For emigrants from Kolkata, or Probashis as we are known, often carry back rolls, biriyani, mishti (sweets) or even frozen raw fish back to our adopted hometowns. I have done the rounds too. Mishti for office folks, prawns cooked by Mom for K, rolls and biriyanis packed from Bedwin,  or Zeeshan on the way to the airport, loads of Mukhorochak dalmut,  pastries from Flurys and Kookie Jar  and yes, I confess, even frozen fish.

Well, not so much these days after I have spent more than a decade outside. Since then I have discovered good fish markets close to home at Khar. There’s a Sweet Bengal at Bandra which I am fairly OK with. And now that Hangla’s has opened here, I have a decent roll and biriyani option too. Yes, they are more expensive but have you seen the cost of a ticket to Calcutta?

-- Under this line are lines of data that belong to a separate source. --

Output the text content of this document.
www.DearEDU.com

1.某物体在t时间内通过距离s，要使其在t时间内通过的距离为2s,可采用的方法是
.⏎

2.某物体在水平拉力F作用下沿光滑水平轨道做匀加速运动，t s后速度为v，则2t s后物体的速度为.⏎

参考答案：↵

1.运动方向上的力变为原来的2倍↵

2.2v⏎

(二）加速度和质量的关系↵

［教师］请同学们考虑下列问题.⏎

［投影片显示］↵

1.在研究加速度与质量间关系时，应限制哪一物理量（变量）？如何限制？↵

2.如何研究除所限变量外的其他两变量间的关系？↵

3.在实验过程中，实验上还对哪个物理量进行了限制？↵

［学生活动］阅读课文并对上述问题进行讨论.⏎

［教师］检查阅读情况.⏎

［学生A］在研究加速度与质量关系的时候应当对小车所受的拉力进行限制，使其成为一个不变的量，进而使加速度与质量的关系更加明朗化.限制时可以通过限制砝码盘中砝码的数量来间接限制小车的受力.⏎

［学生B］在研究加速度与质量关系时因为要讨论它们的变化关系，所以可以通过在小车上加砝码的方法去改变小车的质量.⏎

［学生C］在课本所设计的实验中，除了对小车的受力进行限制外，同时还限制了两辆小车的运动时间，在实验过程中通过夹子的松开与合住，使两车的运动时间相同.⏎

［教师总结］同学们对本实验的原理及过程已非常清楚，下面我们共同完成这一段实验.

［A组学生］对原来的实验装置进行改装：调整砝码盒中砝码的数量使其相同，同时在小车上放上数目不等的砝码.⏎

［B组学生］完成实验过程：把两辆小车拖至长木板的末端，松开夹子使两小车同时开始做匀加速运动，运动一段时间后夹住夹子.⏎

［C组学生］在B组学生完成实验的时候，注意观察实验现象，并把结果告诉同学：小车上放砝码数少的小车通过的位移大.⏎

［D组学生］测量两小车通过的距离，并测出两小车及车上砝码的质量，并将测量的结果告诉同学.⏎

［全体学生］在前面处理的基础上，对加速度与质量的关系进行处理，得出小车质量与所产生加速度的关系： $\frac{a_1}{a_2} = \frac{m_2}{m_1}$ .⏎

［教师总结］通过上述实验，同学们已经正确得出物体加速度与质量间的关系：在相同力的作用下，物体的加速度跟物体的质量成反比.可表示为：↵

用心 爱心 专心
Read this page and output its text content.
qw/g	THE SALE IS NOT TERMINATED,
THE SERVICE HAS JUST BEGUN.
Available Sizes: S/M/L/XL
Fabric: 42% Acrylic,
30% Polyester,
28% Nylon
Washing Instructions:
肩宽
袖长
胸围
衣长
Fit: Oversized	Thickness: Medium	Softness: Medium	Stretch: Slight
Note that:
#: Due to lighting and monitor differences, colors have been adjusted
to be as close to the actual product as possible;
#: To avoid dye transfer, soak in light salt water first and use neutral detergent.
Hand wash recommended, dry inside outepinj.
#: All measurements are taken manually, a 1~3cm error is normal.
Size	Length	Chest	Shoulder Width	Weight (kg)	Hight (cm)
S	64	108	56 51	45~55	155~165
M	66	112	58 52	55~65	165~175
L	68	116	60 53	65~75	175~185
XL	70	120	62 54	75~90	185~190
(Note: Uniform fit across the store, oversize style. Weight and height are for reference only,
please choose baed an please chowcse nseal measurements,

So I was driving to the Kolkata airport in a cab. It was Sunday. Traffic was less and we took the good old VIP Road instead of the circuitous but zoom down new Rajarhat Road. I had dozed off. I suddenly opened my eyes I saw a shop which said Nizams to my left with VIP Sweets to the right. I stopped the cab and walked back. Yes, it was a franchise of the famous Nizam’s of Kolkata’s New Market. The place where Kolkata’s legendary kathi rolls were apparently invented.

I walked in found out that the biriyani prepared in the central kitchen was ready. I picked up some for me. And mutton rolls for the Missus back home. With fried onions and chopped green chillies the way K likes her rolls.

I took out my camera and an impromptu photo shoot followed. It was almost as if the food Gods of Kolkata had come out to bid me farewell. I told the owner that I was planning to take the food by flight to Mumbai. He said that his rolls were often delivered to air hostesses at the airport. Let me know if you figure out the connection.

I chatted with the cooks as they took out the biriyani and clicked away as they made the seductive looking rolls. They were tickled to see me pack the stuff to take to Mumbai. “You can make these at home”, said the guy who made the rolls. I said that I did make chicken rolls with packaged  frozen parathas at home. “But how do you make the biriyani at home?” I said. He looked at me and nodded sagely and sadly.

I got into the cab with my loot just as I heard the radio commentator say that Tendulkar had reached his century in the World Cup match against England

I then headed to the Kolkata airport which for long has been the most clogged airports around. It took me close to an hour to get security checked. A thing to keep in mind if you stop to buy rolls. And the fact that you are likely to miss Nizam’s if you take the Rajarhat Connector which cabbies love.

How did the food stay? Well the rolls tasted fantastic when we heated them in the microwave. The biriyani was good though a bit too dry for my tastes these days. At the risk of turning off fellow Bongs I must say that I prefer the Lucknowi Biriyani of Kakori House or Peshawari or the mutton pulaos of Parsi weddings which are slightly more luscious and have more meat in comparison to the Kolkata ones now. And yes, Hangla’s was of similar quality to this. Lot more expensive than Nizam’s of course.

But then hey, when was food just about food?

I had got a piece of home back home after all.